What is the Right Age For Chores?

Parents have many questions about assigning children household chores.  As children, some parents were assigned heavy chores, some were paid for them to be done, and others had no prescribed chores.  When two adults come together as parents but were raised with differing points of view on chores, they may become confused and unable to agree, and the child suffers.  Sometimes, I’m asked, “At what age should children be expected to start doing chores around the house?”  Many parents want to begin teaching their children responsibility and are eager to get them started.  They are also not sure what are age-appropriate chores for the different age groups?

Children should be expected to begin helping around the house whenever they are ready to do so.  Regardless of the exact procedures used, parents should create an atmosphere in the family that encourages everyone to clean up after themselves and contribute to an organized home.  Also remember to be gentle with your children’s performance while they are learning and not focus too much on perfection.  Children who are constantly corrected become discouraged and eventually give up.  They many not say “No” to doing their chores but may express it in other ways through their actions.
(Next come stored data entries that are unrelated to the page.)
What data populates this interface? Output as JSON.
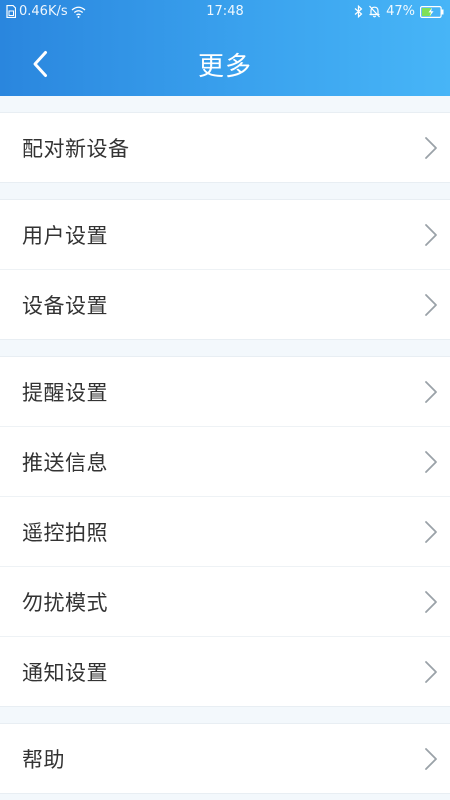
{
  "status_bar": {
    "network_speed": "0.46K/s",
    "time": "17:48",
    "battery": "47%"
  },
  "header": {
    "title": "更多"
  },
  "menu_groups": [
    {
      "items": [
        {
          "label": "配对新设备"
        }
      ]
    },
    {
      "items": [
        {
          "label": "用户设置"
        },
        {
          "label": "设备设置"
        }
      ]
    },
    {
      "items": [
        {
          "label": "提醒设置"
        },
        {
          "label": "推送信息"
        },
        {
          "label": "遥控拍照"
        },
        {
          "label": "勿扰模式"
        },
        {
          "label": "通知设置"
        }
      ]
    },
    {
      "items": [
        {
          "label": "帮助"
        }
      ]
    }
  ],
  "colors": {
    "header_start": "#2a86de",
    "header_end": "#47b5f7",
    "page_background": "#f3f8fc"
  }
}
Children 3 to 5 should be introduced to the concept of helping with tasks, not taking on chores, based on the concept of being helpful and encouraging them to feel like important members of the family.  But parents shouldn't expect them to take on consistent responsibilities.  Preschoolers are still in a mode of discovery and experimentation for learning.  Some suggested tasks for helping are: Pushing in chairs, washing the baby, and carrying the diaper bag.  Be careful not to create schedules or routines with them.  At first they may want to help to show they are big boys or girls, but can easily become frustrated or overwhelmed and give up. Go easy on them and be patient when they don’t cooperate.  At about age 6, children are usually ready to play a bigger role in the family by helping out with official chores.  Start with smaller and easy-to-accomplish assignments; putting them on a visual chore chart will help develop routines and habits.  Once new chores are mastered, use family meetings to add new ones gradually.